Triumph Motorcycles Launched the Brand’s First Ever Electric Bicycle
After Harley Davidson released its daring LiveWire electric motorcycle last year, we were expecting to see more motorcycle brands going in that direction, but Triumph surprised us all with a different kind of electric two-wheeler.
For the first time in the brand’s 118-year history, Triumph Motorcycles have released their first electric bicycle – the Trekker GT – a bike that might look very appealing even for James Bond. Continuing the brand’s passion for two-wheeled performance, this stunning e-bike looks like a highly capable commuter, that’s also a great choice for off-road fitness or everyday riding fun.

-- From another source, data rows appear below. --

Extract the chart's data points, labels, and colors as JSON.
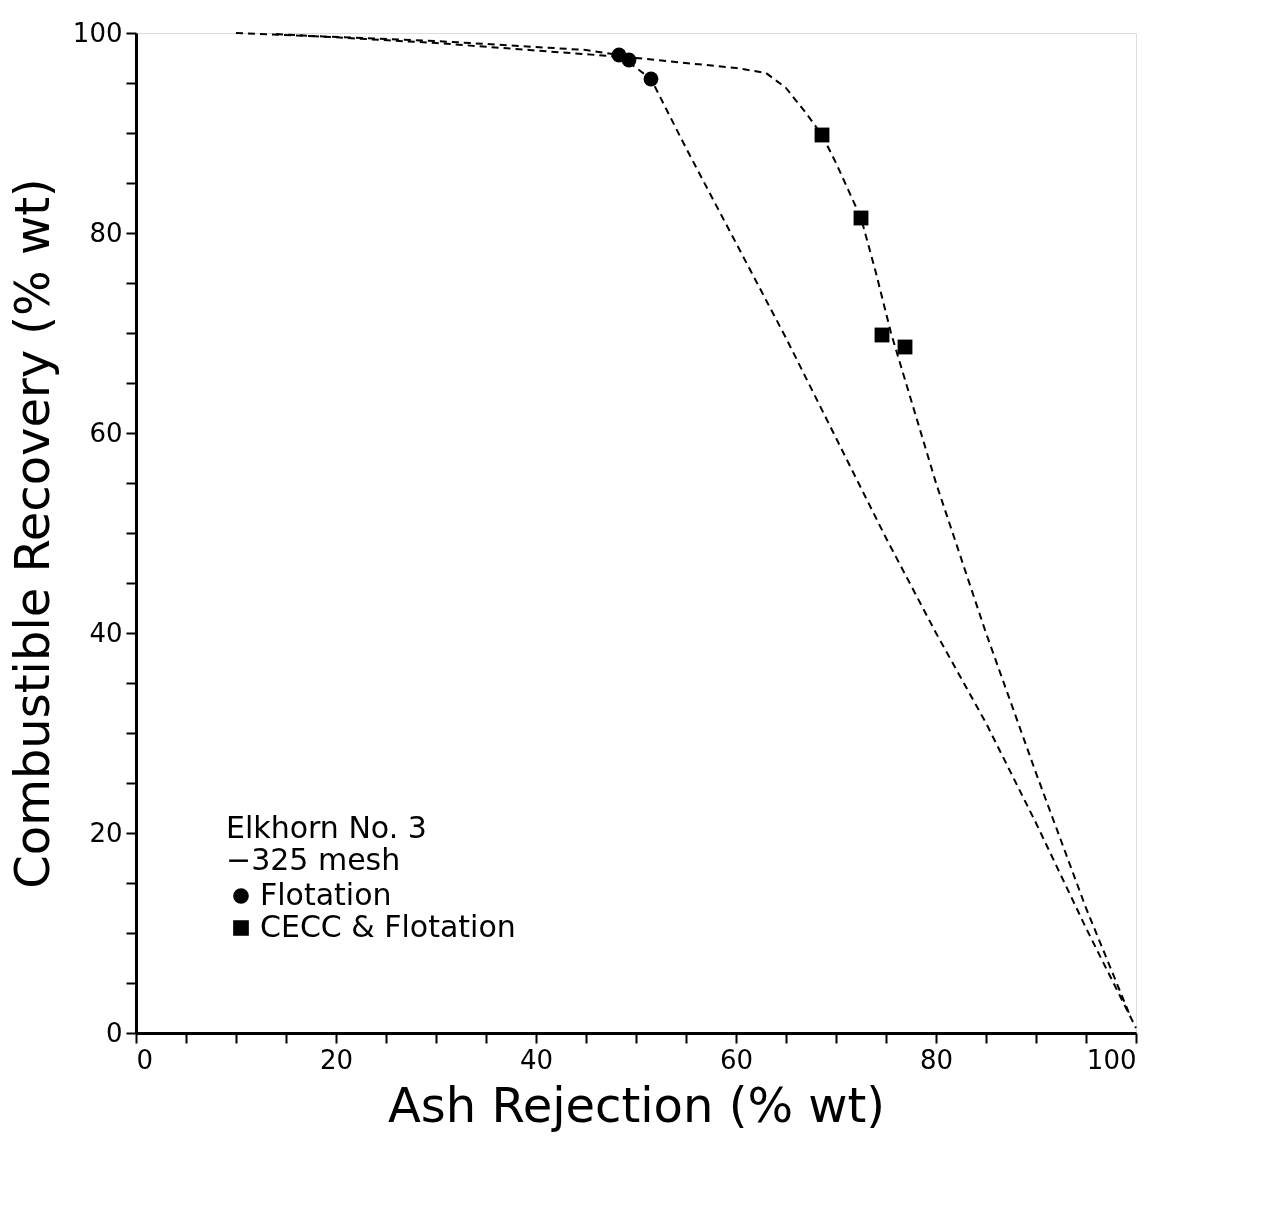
{
  "chart_data": {
    "type": "scatter",
    "xlabel": "Ash Rejection (% wt)",
    "ylabel": "Combustible Recovery (% wt)",
    "legend_title": "Elkhorn No. 3\n−325 mesh",
    "xlim": [
      0,
      100
    ],
    "ylim": [
      0,
      100
    ],
    "xticks": [
      0,
      {
        "value": 5,
        "label": null
      },
      {
        "value": 10,
        "label": null
      },
      {
        "value": 15,
        "label": null
      },
      20,
      {
        "value": 25,
        "label": null
      },
      {
        "value": 30,
        "label": null
      },
      {
        "value": 35,
        "label": null
      },
      40,
      {
        "value": 45,
        "label": null
      },
      {
        "value": 50,
        "label": null
      },
      {
        "value": 55,
        "label": null
      },
      60,
      {
        "value": 65,
        "label": null
      },
      {
        "value": 70,
        "label": null
      },
      {
        "value": 75,
        "label": null
      },
      80,
      {
        "value": 85,
        "label": null
      },
      {
        "value": 90,
        "label": null
      },
      {
        "value": 95,
        "label": null
      },
      100
    ],
    "yticks": [
      0,
      {
        "value": 5,
        "label": null
      },
      {
        "value": 10,
        "label": null
      },
      {
        "value": 15,
        "label": null
      },
      20,
      {
        "value": 25,
        "label": null
      },
      {
        "value": 30,
        "label": null
      },
      {
        "value": 35,
        "label": null
      },
      40,
      {
        "value": 45,
        "label": null
      },
      {
        "value": 50,
        "label": null
      },
      {
        "value": 55,
        "label": null
      },
      60,
      {
        "value": 65,
        "label": null
      },
      {
        "value": 70,
        "label": null
      },
      {
        "value": 75,
        "label": null
      },
      80,
      {
        "value": 85,
        "label": null
      },
      {
        "value": 90,
        "label": null
      },
      {
        "value": 95,
        "label": null
      },
      100
    ],
    "grid": false,
    "legend": "bottom left",
    "series": [
      {
        "name": "Flotation",
        "color": "#000000",
        "marker": "circle",
        "x": [
          48.3,
          49.3,
          51.5
        ],
        "values": [
          97.8,
          97.3,
          95.4
        ]
      },
      {
        "name": "CECC & Flotation",
        "color": "#000000",
        "marker": "square",
        "x": [
          68.6,
          72.5,
          74.6,
          76.9
        ],
        "values": [
          89.8,
          81.5,
          69.8,
          68.6
        ]
      },
      {
        "type": "line",
        "color": "#000000",
        "line_style": "dashed",
        "marker": "none",
        "x": [
          10,
          30,
          45,
          48.3,
          51.5,
          55,
          60,
          65,
          70,
          75,
          80,
          85,
          90,
          95,
          100
        ],
        "values": [
          100,
          99.2,
          98.3,
          97.8,
          95.4,
          88.5,
          79,
          69.5,
          59.5,
          49.5,
          40,
          31,
          21,
          10.5,
          0.5
        ]
      },
      {
        "type": "line",
        "color": "#000000",
        "line_style": "dashed",
        "marker": "none",
        "x": [
          14,
          30,
          50,
          60,
          63,
          65,
          67,
          68.6,
          70,
          72.5,
          74,
          75.5,
          77,
          80,
          85,
          90,
          95,
          99.5
        ],
        "values": [
          99.9,
          99,
          97.5,
          96.5,
          96,
          94.5,
          92,
          89.8,
          87,
          81.5,
          76,
          70,
          65,
          55,
          40,
          26,
          12.5,
          1.5
        ]
      }
    ]
  }
}
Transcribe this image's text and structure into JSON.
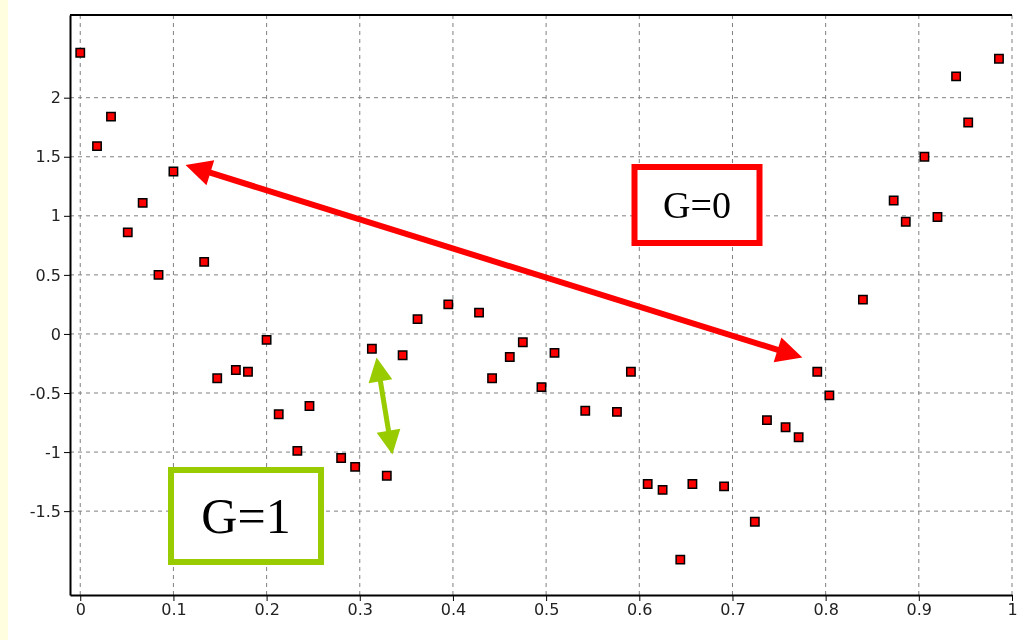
{
  "chart_data": {
    "type": "scatter",
    "marker": "square",
    "grid": true,
    "xlim": [
      -0.011,
      1.0
    ],
    "ylim": [
      -2.21,
      2.7
    ],
    "xticks": [
      0,
      0.1,
      0.2,
      0.3,
      0.4,
      0.5,
      0.6,
      0.7,
      0.8,
      0.9,
      1
    ],
    "yticks": [
      -1.5,
      -1,
      -0.5,
      0,
      0.5,
      1,
      1.5,
      2
    ],
    "annotations": [
      "G=0",
      "G=1"
    ],
    "series": [
      {
        "color": "#ff0000",
        "x": [
          0,
          0.018,
          0.033,
          0.051,
          0.067,
          0.084,
          0.1,
          0.133,
          0.147,
          0.167,
          0.18,
          0.2,
          0.213,
          0.233,
          0.246,
          0.28,
          0.295,
          0.313,
          0.329,
          0.346,
          0.362,
          0.395,
          0.428,
          0.442,
          0.461,
          0.475,
          0.495,
          0.509,
          0.542,
          0.576,
          0.591,
          0.609,
          0.625,
          0.644,
          0.657,
          0.691,
          0.724,
          0.737,
          0.757,
          0.771,
          0.791,
          0.804,
          0.84,
          0.873,
          0.886,
          0.906,
          0.92,
          0.94,
          0.953,
          0.986
        ],
        "values": [
          2.38,
          1.59,
          1.84,
          0.86,
          1.11,
          0.5,
          1.375,
          0.61,
          -0.375,
          -0.305,
          -0.32,
          -0.05,
          -0.68,
          -0.99,
          -0.61,
          -1.05,
          -1.125,
          -0.125,
          -1.2,
          -0.18,
          0.125,
          0.25,
          0.18,
          -0.375,
          -0.195,
          -0.07,
          -0.45,
          -0.16,
          -0.65,
          -0.66,
          -0.32,
          -1.27,
          -1.32,
          -1.91,
          -1.27,
          -1.29,
          -1.59,
          -0.73,
          -0.79,
          -0.875,
          -0.32,
          -0.52,
          0.29,
          1.13,
          0.95,
          1.5,
          0.99,
          2.18,
          1.79,
          2.33
        ]
      }
    ]
  }
}
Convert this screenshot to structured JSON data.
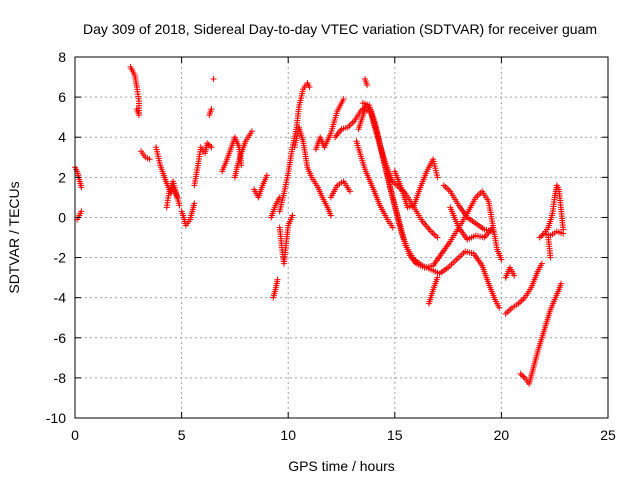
{
  "chart_data": {
    "type": "scatter",
    "title": "Day 309 of 2018, Sidereal Day-to-day VTEC variation (SDTVAR) for receiver guam",
    "xlabel": "GPS time / hours",
    "ylabel": "SDTVAR / TECUs",
    "xlim": [
      0,
      25
    ],
    "ylim": [
      -10,
      8
    ],
    "xticks": [
      "0",
      "5",
      "10",
      "15",
      "20",
      "25"
    ],
    "yticks": [
      "-10",
      "-8",
      "-6",
      "-4",
      "-2",
      "0",
      "2",
      "4",
      "6",
      "8"
    ],
    "grid": true,
    "marker": "+",
    "color": "#ff0000",
    "tracks": [
      [
        [
          0.0,
          2.5
        ],
        [
          0.1,
          2.3
        ],
        [
          0.2,
          1.9
        ],
        [
          0.3,
          1.5
        ]
      ],
      [
        [
          0.1,
          -0.1
        ],
        [
          0.2,
          0.1
        ],
        [
          0.3,
          0.3
        ]
      ],
      [
        [
          2.6,
          7.5
        ],
        [
          2.8,
          7.1
        ],
        [
          2.9,
          6.5
        ],
        [
          3.0,
          5.8
        ],
        [
          3.0,
          5.1
        ],
        [
          2.9,
          5.4
        ]
      ],
      [
        [
          3.1,
          3.3
        ],
        [
          3.3,
          3.0
        ],
        [
          3.5,
          2.9
        ]
      ],
      [
        [
          3.8,
          3.5
        ],
        [
          4.0,
          2.6
        ],
        [
          4.3,
          1.7
        ],
        [
          4.5,
          1.2
        ],
        [
          4.6,
          1.5
        ],
        [
          4.8,
          1.0
        ]
      ],
      [
        [
          4.3,
          0.5
        ],
        [
          4.4,
          1.2
        ],
        [
          4.6,
          1.8
        ],
        [
          4.9,
          0.6
        ]
      ],
      [
        [
          5.0,
          0.3
        ],
        [
          5.1,
          0.0
        ],
        [
          5.2,
          -0.4
        ],
        [
          5.4,
          -0.1
        ],
        [
          5.5,
          0.3
        ],
        [
          5.6,
          0.7
        ]
      ],
      [
        [
          5.6,
          1.6
        ],
        [
          5.8,
          2.8
        ],
        [
          5.9,
          3.5
        ],
        [
          6.1,
          3.2
        ],
        [
          6.2,
          3.7
        ],
        [
          6.4,
          3.5
        ]
      ],
      [
        [
          6.3,
          5.1
        ],
        [
          6.4,
          5.4
        ]
      ],
      [
        [
          6.5,
          6.9
        ]
      ],
      [
        [
          6.9,
          2.3
        ],
        [
          7.1,
          2.8
        ],
        [
          7.3,
          3.4
        ],
        [
          7.5,
          4.0
        ],
        [
          7.7,
          3.5
        ],
        [
          7.8,
          2.6
        ]
      ],
      [
        [
          7.5,
          2.0
        ],
        [
          7.6,
          2.5
        ],
        [
          7.8,
          3.2
        ],
        [
          8.0,
          3.8
        ],
        [
          8.3,
          4.3
        ]
      ],
      [
        [
          8.4,
          1.4
        ],
        [
          8.6,
          1.0
        ],
        [
          8.8,
          1.6
        ],
        [
          9.0,
          2.1
        ]
      ],
      [
        [
          9.2,
          0.0
        ],
        [
          9.4,
          0.6
        ],
        [
          9.6,
          1.0
        ]
      ],
      [
        [
          9.3,
          -4.0
        ],
        [
          9.4,
          -3.6
        ],
        [
          9.5,
          -3.1
        ]
      ],
      [
        [
          9.6,
          -0.5
        ],
        [
          9.7,
          -1.5
        ],
        [
          9.8,
          -2.3
        ],
        [
          10.0,
          -0.4
        ],
        [
          10.2,
          0.1
        ]
      ],
      [
        [
          9.6,
          0.3
        ],
        [
          9.8,
          1.2
        ],
        [
          10.0,
          2.2
        ],
        [
          10.2,
          3.5
        ],
        [
          10.4,
          4.5
        ],
        [
          10.5,
          5.5
        ],
        [
          10.7,
          6.4
        ],
        [
          10.9,
          6.7
        ],
        [
          11.0,
          6.5
        ]
      ],
      [
        [
          10.3,
          3.5
        ],
        [
          10.5,
          4.5
        ],
        [
          10.7,
          3.8
        ],
        [
          10.9,
          2.5
        ],
        [
          11.1,
          2.0
        ],
        [
          11.4,
          1.5
        ],
        [
          11.6,
          1.0
        ],
        [
          11.8,
          0.6
        ],
        [
          12.0,
          0.1
        ]
      ],
      [
        [
          11.3,
          3.4
        ],
        [
          11.5,
          4.0
        ],
        [
          11.7,
          3.5
        ],
        [
          12.0,
          4.2
        ],
        [
          12.3,
          5.3
        ],
        [
          12.6,
          5.9
        ]
      ],
      [
        [
          12.0,
          1.0
        ],
        [
          12.3,
          1.6
        ],
        [
          12.6,
          1.8
        ],
        [
          12.9,
          1.3
        ]
      ],
      [
        [
          12.2,
          4.0
        ],
        [
          12.5,
          4.4
        ],
        [
          12.8,
          4.5
        ],
        [
          13.1,
          4.8
        ],
        [
          13.4,
          5.3
        ],
        [
          13.7,
          5.6
        ],
        [
          13.9,
          5.3
        ],
        [
          14.1,
          4.6
        ],
        [
          14.3,
          3.6
        ],
        [
          14.6,
          2.3
        ],
        [
          14.9,
          1.0
        ],
        [
          15.2,
          -0.3
        ],
        [
          15.5,
          -1.4
        ],
        [
          15.9,
          -2.1
        ],
        [
          16.3,
          -2.4
        ],
        [
          16.7,
          -2.6
        ],
        [
          17.1,
          -2.8
        ],
        [
          17.5,
          -2.5
        ],
        [
          17.9,
          -2.1
        ],
        [
          18.3,
          -1.7
        ],
        [
          18.7,
          -1.8
        ],
        [
          19.1,
          -2.4
        ],
        [
          19.4,
          -3.3
        ],
        [
          19.7,
          -4.1
        ],
        [
          19.9,
          -4.5
        ]
      ],
      [
        [
          13.3,
          4.4
        ],
        [
          13.6,
          5.4
        ],
        [
          13.9,
          5.2
        ],
        [
          14.2,
          4.1
        ],
        [
          14.5,
          2.8
        ],
        [
          14.8,
          1.4
        ],
        [
          15.1,
          0.2
        ],
        [
          15.4,
          -1.0
        ],
        [
          15.7,
          -1.9
        ],
        [
          16.0,
          -2.3
        ],
        [
          16.4,
          -2.5
        ],
        [
          16.8,
          -2.4
        ],
        [
          17.2,
          -1.8
        ],
        [
          17.6,
          -1.2
        ],
        [
          18.0,
          -0.5
        ],
        [
          18.4,
          0.2
        ],
        [
          18.8,
          1.0
        ],
        [
          19.1,
          1.3
        ],
        [
          19.4,
          0.8
        ],
        [
          19.6,
          -0.4
        ],
        [
          19.8,
          -1.6
        ],
        [
          20.0,
          -2.1
        ]
      ],
      [
        [
          13.5,
          5.7
        ],
        [
          13.8,
          5.6
        ],
        [
          14.0,
          4.7
        ],
        [
          14.3,
          3.6
        ],
        [
          14.6,
          2.6
        ],
        [
          14.9,
          1.8
        ],
        [
          15.2,
          1.5
        ],
        [
          15.5,
          1.2
        ],
        [
          15.9,
          0.5
        ],
        [
          16.3,
          -0.2
        ],
        [
          16.7,
          -0.7
        ],
        [
          17.0,
          -1.0
        ]
      ],
      [
        [
          13.6,
          6.9
        ],
        [
          13.7,
          6.6
        ]
      ],
      [
        [
          13.2,
          3.8
        ],
        [
          13.6,
          2.4
        ],
        [
          14.0,
          1.4
        ],
        [
          14.3,
          0.6
        ],
        [
          14.6,
          0.0
        ],
        [
          14.9,
          -0.5
        ]
      ],
      [
        [
          15.0,
          2.3
        ],
        [
          15.3,
          1.5
        ],
        [
          15.6,
          0.5
        ],
        [
          15.9,
          0.6
        ],
        [
          16.2,
          1.5
        ],
        [
          16.5,
          2.3
        ],
        [
          16.8,
          2.9
        ],
        [
          17.0,
          2.0
        ]
      ],
      [
        [
          16.6,
          -4.3
        ],
        [
          16.8,
          -3.6
        ],
        [
          17.0,
          -3.0
        ]
      ],
      [
        [
          17.3,
          1.6
        ],
        [
          17.6,
          1.3
        ],
        [
          18.0,
          0.6
        ],
        [
          18.4,
          0.0
        ],
        [
          18.8,
          -0.3
        ],
        [
          19.2,
          -0.6
        ],
        [
          19.6,
          -0.7
        ]
      ],
      [
        [
          17.6,
          0.5
        ],
        [
          18.0,
          -0.5
        ],
        [
          18.4,
          -1.1
        ],
        [
          18.8,
          -0.9
        ],
        [
          19.2,
          -1.0
        ],
        [
          19.6,
          -0.5
        ]
      ],
      [
        [
          20.2,
          -3.0
        ],
        [
          20.4,
          -2.5
        ],
        [
          20.6,
          -2.9
        ]
      ],
      [
        [
          20.2,
          -4.8
        ],
        [
          20.5,
          -4.5
        ],
        [
          20.8,
          -4.3
        ],
        [
          21.1,
          -4.0
        ],
        [
          21.4,
          -3.5
        ],
        [
          21.7,
          -2.7
        ],
        [
          21.9,
          -2.3
        ]
      ],
      [
        [
          20.9,
          -7.8
        ],
        [
          21.1,
          -8.0
        ],
        [
          21.3,
          -8.3
        ],
        [
          21.5,
          -7.5
        ],
        [
          21.7,
          -6.7
        ],
        [
          21.9,
          -6.0
        ],
        [
          22.1,
          -5.3
        ],
        [
          22.3,
          -4.6
        ],
        [
          22.5,
          -4.1
        ],
        [
          22.7,
          -3.6
        ],
        [
          22.8,
          -3.3
        ]
      ],
      [
        [
          21.8,
          -1.0
        ],
        [
          22.0,
          -0.8
        ],
        [
          22.2,
          -0.5
        ],
        [
          22.4,
          0.2
        ],
        [
          22.5,
          1.0
        ],
        [
          22.6,
          1.6
        ],
        [
          22.7,
          1.4
        ],
        [
          22.8,
          0.4
        ],
        [
          22.9,
          -0.6
        ]
      ],
      [
        [
          22.0,
          -0.8
        ],
        [
          22.3,
          -0.9
        ],
        [
          22.6,
          -0.7
        ],
        [
          22.9,
          -0.8
        ]
      ],
      [
        [
          22.2,
          -1.0
        ],
        [
          22.3,
          -2.0
        ]
      ]
    ]
  }
}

The Trekker GT has a clean and minimalist design, with a contemporary look that follows Triumph’s elegant style, comfort, quality and finish. The bike is sculpted from a lightweight, hydro-formed, aluminum frame that extends with narrow-width handlebars and a super comfortable selle royal vivo saddle.
Tucked inside this cool frame is the bike’s electric powertrain, that includes an integrated lockable, 504 kWh lithium battery and an impressive Shimano Steps E6100 250W motor. This electric motor weights only 2.88 kg and offers a nice boost of up to 60 Nm and 150km riding range under ideal conditions.
Finished in a gorgeous two-tone colorway that combines matt silver with matt jet black, this electric bicycle is also equipped with many other premium components to aid its performance, safety or comfort. We’re talking about super silent Shimano Deore 10-speed rapid fire shifters, Rockshox Paragon forks and even an ABUS Proshield integrated lock.
Triumph also added a small touchscreen display on its handlebars, that could be personalized to show your speed, gear, the time, distance to your destination, total riding time, estimated range, and it also displays the battery level.
The Trekker GT will be available in three frame sizes: 450 mm (for riders between 155 and 165 cm), 400 mm (rider height between 165 and 180 cm) and 550 mm for anyone over 180 cm. The bike won’t be cheap, though, and it’s going to set you back £2,950 or around $3,000.